Чем объясняется этот запрет, непонятно. В законе — а именно в статье 20 Федерального закона «О содержании под стражей подозреваемых и обвиняемых в совершении преступлений» — закреплено безусловное право обвиняемого, находящегося в СИЗО, на переписку с кем-либо без ограничения по количеству писем. Права запретить обвиняемому всю переписку ни в одном законе нет.
При этом в законе предусмотрен индивидуальный подход к каждому письму. Его должен проверить цензор. После чего уже принимается решение, передавать это письмо обвиняемому или нет. Под запрет подпадают письма, с помощью которых можно как-то воздействовать на следствие. Условно говоря, передать информацию сообщникам. Или оказать давление на свидетеля — например, напугать, написать: «Я выйду и тебя убью». Также запрещены письма с тайнописью, то есть шифрованные, которые невозможно отправить на цензуру.
Случай Ивана вообще какой-то нонсенс. Ему запретили любую корреспонденцию, независимо от адресатов. Он пишет письмо, передает администрации СИЗО, потом ему приносят уведомление, что его письмо, отправленное тому-то, изъято. Мы попробовали, чтобы Ваня написал письма адвокатам, но ни одно из них тоже не дошло. Равно как и наши письма ему. При этом закон вообще не позволяет какой-либо цензуры на общение с адвокатами. Во-первых, мы ходим к нему в СИЗО и можем обсуждать все детали дела. Во-вторых, адвокат на то и адвокат, чтобы обсуждать эти детали.
Ивану на протяжении полутора лет в СИЗО запрещены любые звонки, в том числе родственникам. Ему запрещены свидания. А сейчас ему запретили еще и все письма. Он теперь никак не может общаться со своей семьей, с которой очень близок. И узнает о том, что у них происходит, только на встрече с адвокатами.
Подобные ситуации происходили со многими обвиняемыми в госизмене, шпионаже. Люди не получали письма по несколько месяцев. В СИЗО говорили: «Никакие письма к нам не приходят, уточните у следователя». Следователь говорил: «Я вообще не уполномочен заниматься цензурой, уточняйте у СИЗО». Но такого, чтобы это было официально и был какой-то документ у СИЗО, я не припомню.
Я думаю, они [сотрудники ФСБ, занимающиеся делом] пошли таким путем, потому что по делу Ивана приближается окончание следственных действий — на этом этапе следствие должно будет показать нам [адвокатам] все материалы уголовного дела. Под конец дела так происходит и в других резонансных делах о госизмене. Следствие хочет минимизировать освещение этих дел в СМИ. Думаю, Иван — не исключение, но в его деле нам впервые удалось получить подтверждение, что переписка блокируется по требованию следствия.

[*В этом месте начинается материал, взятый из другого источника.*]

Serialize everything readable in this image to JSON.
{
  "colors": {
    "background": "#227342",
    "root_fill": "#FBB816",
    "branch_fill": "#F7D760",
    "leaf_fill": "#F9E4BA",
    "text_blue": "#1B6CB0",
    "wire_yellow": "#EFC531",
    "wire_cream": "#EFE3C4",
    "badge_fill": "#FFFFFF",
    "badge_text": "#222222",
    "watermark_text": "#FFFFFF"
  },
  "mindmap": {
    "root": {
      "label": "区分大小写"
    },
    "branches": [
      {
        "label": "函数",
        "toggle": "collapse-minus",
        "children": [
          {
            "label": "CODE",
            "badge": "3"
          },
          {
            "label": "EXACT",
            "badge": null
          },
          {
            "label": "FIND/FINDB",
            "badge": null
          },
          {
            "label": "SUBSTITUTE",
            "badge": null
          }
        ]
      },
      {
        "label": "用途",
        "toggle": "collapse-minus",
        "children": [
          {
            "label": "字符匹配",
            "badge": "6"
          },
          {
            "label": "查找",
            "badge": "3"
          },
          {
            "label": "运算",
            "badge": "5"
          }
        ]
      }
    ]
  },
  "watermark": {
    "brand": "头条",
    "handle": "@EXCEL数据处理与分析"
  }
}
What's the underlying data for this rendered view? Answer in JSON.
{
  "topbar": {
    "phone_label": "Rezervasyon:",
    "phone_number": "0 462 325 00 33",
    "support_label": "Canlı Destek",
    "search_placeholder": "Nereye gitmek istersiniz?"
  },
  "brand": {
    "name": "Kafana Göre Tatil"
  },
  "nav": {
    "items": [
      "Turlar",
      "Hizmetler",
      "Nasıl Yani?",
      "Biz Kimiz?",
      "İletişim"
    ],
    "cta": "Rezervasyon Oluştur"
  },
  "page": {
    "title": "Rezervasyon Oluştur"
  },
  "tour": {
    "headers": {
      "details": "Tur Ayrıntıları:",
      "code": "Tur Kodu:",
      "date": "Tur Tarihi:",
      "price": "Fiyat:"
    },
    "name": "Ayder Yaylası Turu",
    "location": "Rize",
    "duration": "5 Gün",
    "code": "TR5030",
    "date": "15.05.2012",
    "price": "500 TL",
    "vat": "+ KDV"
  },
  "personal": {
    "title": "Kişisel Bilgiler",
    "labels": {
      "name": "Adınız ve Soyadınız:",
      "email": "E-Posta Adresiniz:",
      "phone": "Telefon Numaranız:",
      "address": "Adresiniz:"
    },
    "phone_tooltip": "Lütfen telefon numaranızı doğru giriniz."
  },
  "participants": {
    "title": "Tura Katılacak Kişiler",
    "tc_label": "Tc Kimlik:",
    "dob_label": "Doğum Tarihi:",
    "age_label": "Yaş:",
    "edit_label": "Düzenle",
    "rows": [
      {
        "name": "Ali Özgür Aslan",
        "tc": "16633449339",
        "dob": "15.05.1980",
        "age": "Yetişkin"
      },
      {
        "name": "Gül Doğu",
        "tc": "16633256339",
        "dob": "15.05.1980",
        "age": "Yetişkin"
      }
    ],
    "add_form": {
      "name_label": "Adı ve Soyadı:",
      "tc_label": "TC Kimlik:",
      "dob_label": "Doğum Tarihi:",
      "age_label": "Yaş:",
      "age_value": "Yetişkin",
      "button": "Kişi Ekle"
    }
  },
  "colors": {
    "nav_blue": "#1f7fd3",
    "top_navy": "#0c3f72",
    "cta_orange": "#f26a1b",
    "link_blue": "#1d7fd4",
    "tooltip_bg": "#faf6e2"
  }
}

У Ивана особенное дело, о нем много пишут журналисты. И любые, даже бытовые подробности его жизни, которые он может сообщать своей семье, могут повергнуть неподготовленного читателя в шок. Хотя бы то, в каких условиях у нас в центре Москвы, скажем так, в элитном изоляторе живут люди. Поэтому следствие очень боится. Оно боится в первую очередь быть как-то скомпрометированным, опозоренным. И единственным средством борьбы с этим, видимо, видит цензуру.
Я в первую очередь призываю всех людей писать Ивану. Потому что барьер, который поставило следствие, рано или поздно прорвется. И чем больше будет писем, тем скорее это произойдет. Когда приходит письмо, Ивану приносят бумагу о том, что оно поступило, но было изъято. И это его, конечно же, поддерживает. Хотя он не видит текста писем, он по крайней мере знает, что ему пишут.
Кстати, изъятые письма идут следователю Чабану. Любой желающий в письмах Ване может написать ему послание.